Quand la procédure se mettra en place, si on continue. C'est le flou complet »,
déplore un salarié, abattu. Surtout depuis le retrait de Nexis Fiber, repreneur
potentiel, annoncé il y a une semaine. « Même si Nexis revient, tout le
personnel ne sera pas repris. Ils auraient gardé 210 personnes sur 343 »,
rappelle un syndicaliste.
Le pessimisme demeure. L'idée d'une fermeture est ancrée. «
On voudrait des infos sur la situation », réclame un salarié, dans le groupe
formé aux grilles de l'entreprise. Un syndicaliste, désabusé : « On ne sait
plus rien. On pensait avoir des infos, on ne les a pas. »

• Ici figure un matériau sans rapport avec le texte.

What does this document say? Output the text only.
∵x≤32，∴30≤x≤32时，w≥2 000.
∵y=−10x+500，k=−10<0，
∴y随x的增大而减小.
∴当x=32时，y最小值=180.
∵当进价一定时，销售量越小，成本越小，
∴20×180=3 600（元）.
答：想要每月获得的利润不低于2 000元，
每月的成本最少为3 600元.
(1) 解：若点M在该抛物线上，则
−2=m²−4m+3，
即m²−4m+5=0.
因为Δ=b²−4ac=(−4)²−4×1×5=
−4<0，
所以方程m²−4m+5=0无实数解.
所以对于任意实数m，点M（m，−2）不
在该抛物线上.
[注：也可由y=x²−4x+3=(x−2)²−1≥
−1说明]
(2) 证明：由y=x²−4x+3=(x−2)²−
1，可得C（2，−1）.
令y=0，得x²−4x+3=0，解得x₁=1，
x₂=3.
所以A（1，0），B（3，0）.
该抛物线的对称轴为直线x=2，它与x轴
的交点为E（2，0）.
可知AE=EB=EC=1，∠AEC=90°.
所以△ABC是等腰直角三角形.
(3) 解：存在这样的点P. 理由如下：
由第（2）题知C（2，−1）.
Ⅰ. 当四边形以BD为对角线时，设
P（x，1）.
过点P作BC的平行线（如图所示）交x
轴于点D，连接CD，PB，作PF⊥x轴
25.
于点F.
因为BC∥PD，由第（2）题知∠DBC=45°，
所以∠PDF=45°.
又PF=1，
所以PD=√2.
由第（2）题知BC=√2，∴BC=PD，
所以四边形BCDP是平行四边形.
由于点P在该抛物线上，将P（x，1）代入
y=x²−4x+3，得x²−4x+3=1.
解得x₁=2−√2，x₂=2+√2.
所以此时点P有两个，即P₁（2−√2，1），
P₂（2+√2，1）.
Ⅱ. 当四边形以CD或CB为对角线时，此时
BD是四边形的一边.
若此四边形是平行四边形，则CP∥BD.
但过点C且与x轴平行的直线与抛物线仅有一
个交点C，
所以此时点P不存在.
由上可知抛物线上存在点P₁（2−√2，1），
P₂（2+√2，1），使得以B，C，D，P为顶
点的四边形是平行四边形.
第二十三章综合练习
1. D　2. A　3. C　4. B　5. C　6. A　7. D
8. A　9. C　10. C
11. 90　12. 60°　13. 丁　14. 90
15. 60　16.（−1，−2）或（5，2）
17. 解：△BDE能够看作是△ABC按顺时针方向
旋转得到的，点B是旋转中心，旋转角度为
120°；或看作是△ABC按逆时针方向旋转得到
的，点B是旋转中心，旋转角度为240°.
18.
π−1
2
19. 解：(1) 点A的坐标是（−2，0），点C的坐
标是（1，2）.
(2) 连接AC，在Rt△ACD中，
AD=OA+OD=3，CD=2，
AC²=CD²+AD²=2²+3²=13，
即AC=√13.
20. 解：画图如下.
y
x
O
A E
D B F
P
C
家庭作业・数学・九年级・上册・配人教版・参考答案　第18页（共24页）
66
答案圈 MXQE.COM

Du coup, certains veulent agir. « Ce n'est pas à la dernière
minute qu'il faut bouger. C'est il y a six mois, qu'il fallait le faire »,
estime un salarié qui totalise trente-trois ans de boutique. Quelques hommes
ont déjà quitté les lieux. Vite rejoints par un cortège formé spontanément, au
giratoire devant l'usine. La manifestation improvisée filera de rond-point en
rond-point, dans Saint-Laurent-Blangy, jusqu'à la mairie. Jamais les Meryl
Fiber n'ont pris la route. Jamais ils n'ont haussé le ton. « On a toujours
demandé aux gars de rester calmes. Il n'y a pas eu de sabotage. On ne voulait
pas effrayer un repreneur. Là, la pression monte dans les ateliers depuis une
semaine », explique un quinquagénaire. Un jeune homme, en tenue de travail,
espérait une embauche définitive en juin 2013, à 28 ans : « Ça fait un an et
demi que je suis là, en contrat pro. Avant, j'ai fait deux ans d'intérim à
Duisans. J'aurais préféré un boulot, mais bon. Je n'ai pas de crédit, je n'ai
pas d'enfants. Je pensais acheter une maison, c'est repoussé. Il y a des gars
qui ont la cinquantaine, c'est dur. Certains ont des crédits, deux ou trois
enfants... »
Un salarié, embauché à la texturation, revient, avec un
collègue, sur le chômage partiel, le projet de SCOP avorté, le « potentiel
fabuleux de l'usine », les investissements nécessaires. Mais son avenir à lui ?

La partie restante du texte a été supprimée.